The move, reported in ScienceInsider, comes on the heels of a ruling last week that blocked the use of federal funds to study new embryonic stem cell lines. A judge said President Obama’s 2009 executive order violates a federal law barring the use of federal funds to destroy embryos.

Scientists are seething over today’s ruling, announced in a memo from NIH intramural research chief Michael Gottesman. According to ScienceInsider, Gottesman said: “The injunction … is applicable to the use of human embryonic stem cells in intramural research projects. In light of this determination, effective today, intramural scientists who use human ES cell lines should initiate procedures to terminate these projects. Procedures that will conserve and protect the research resources should be followed.”

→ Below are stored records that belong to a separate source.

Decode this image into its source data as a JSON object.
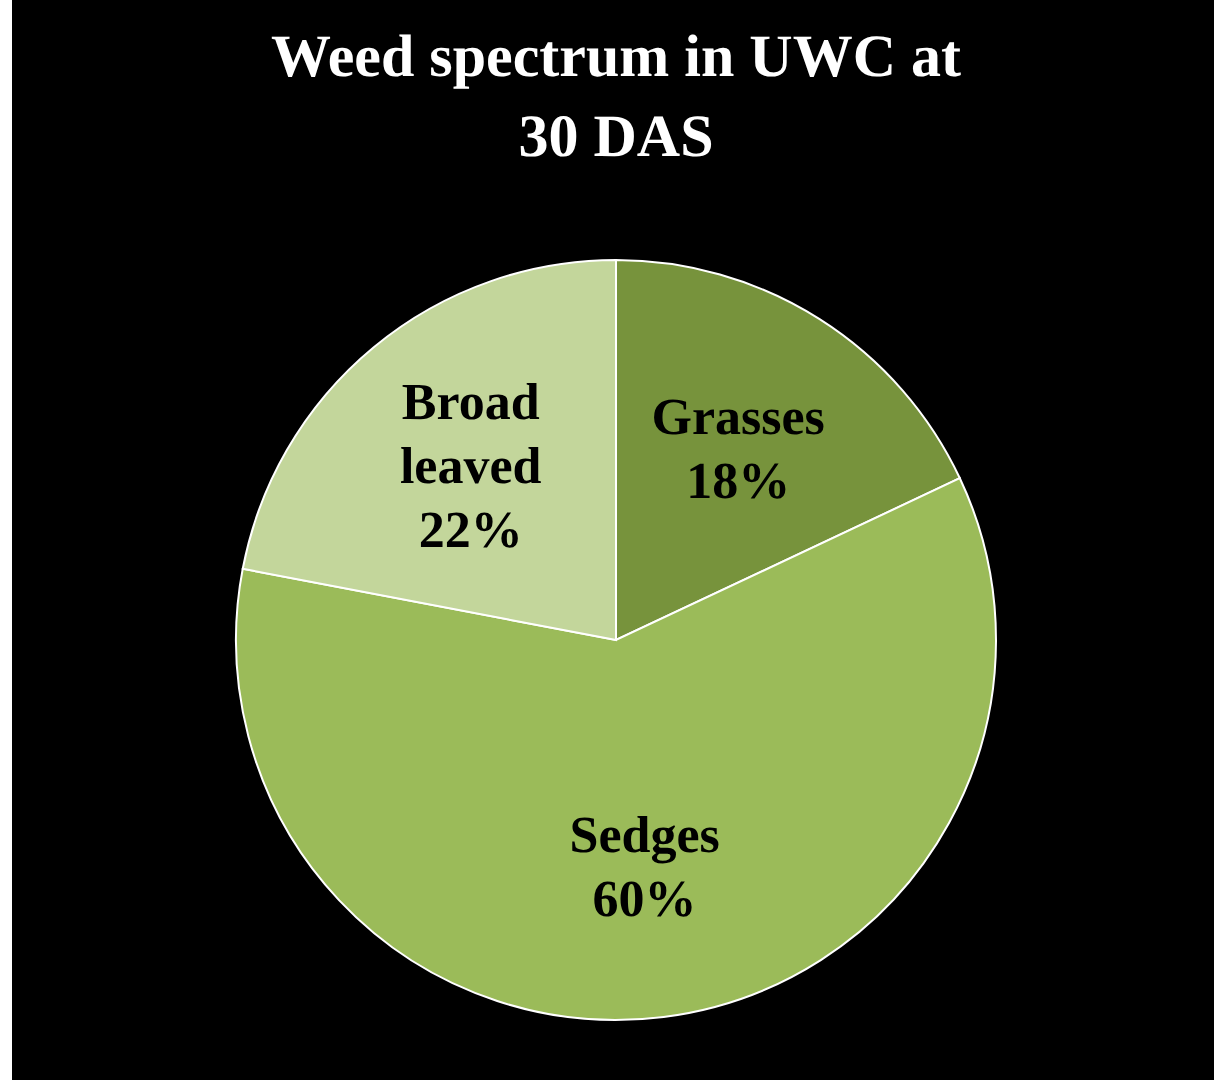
{
  "chart_data": {
    "type": "pie",
    "title": "Weed spectrum in UWC at 30 DAS",
    "categories": [
      "Grasses",
      "Sedges",
      "Broad leaved"
    ],
    "values": [
      18,
      60,
      22
    ],
    "colors": [
      "#77933c",
      "#9bbb59",
      "#c3d69b"
    ],
    "value_labels": [
      "18%",
      "60%",
      "22%"
    ]
  }
}
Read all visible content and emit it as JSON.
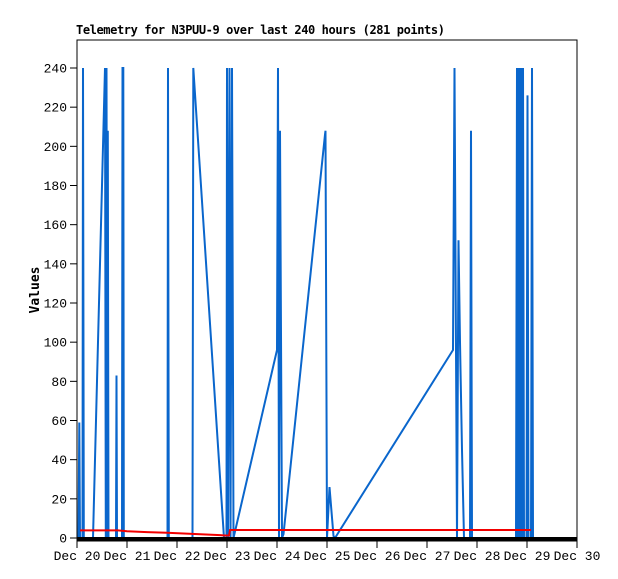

So far, outside labs are unaffected — intramural means researchers in labs on the NIH campus, while extramural refers to researchers at other institutions who receive NIH grants.

The agency has eight research projects that use human embryonic stem cells, most if not all of which use lines approved under the Bush Administration back in 2001.

Under Obama’s rules, federal money could be used for research on cell lines in addition to the ones Bush greenlighted nine years ago. After the injunction, scientists were hopeful they could still use the original cell lines — but now the future looks murky.

ScienceInsider says the Department of Justice might ask the courts to delay the injunction, which could allow experiments to continue uninterrupted.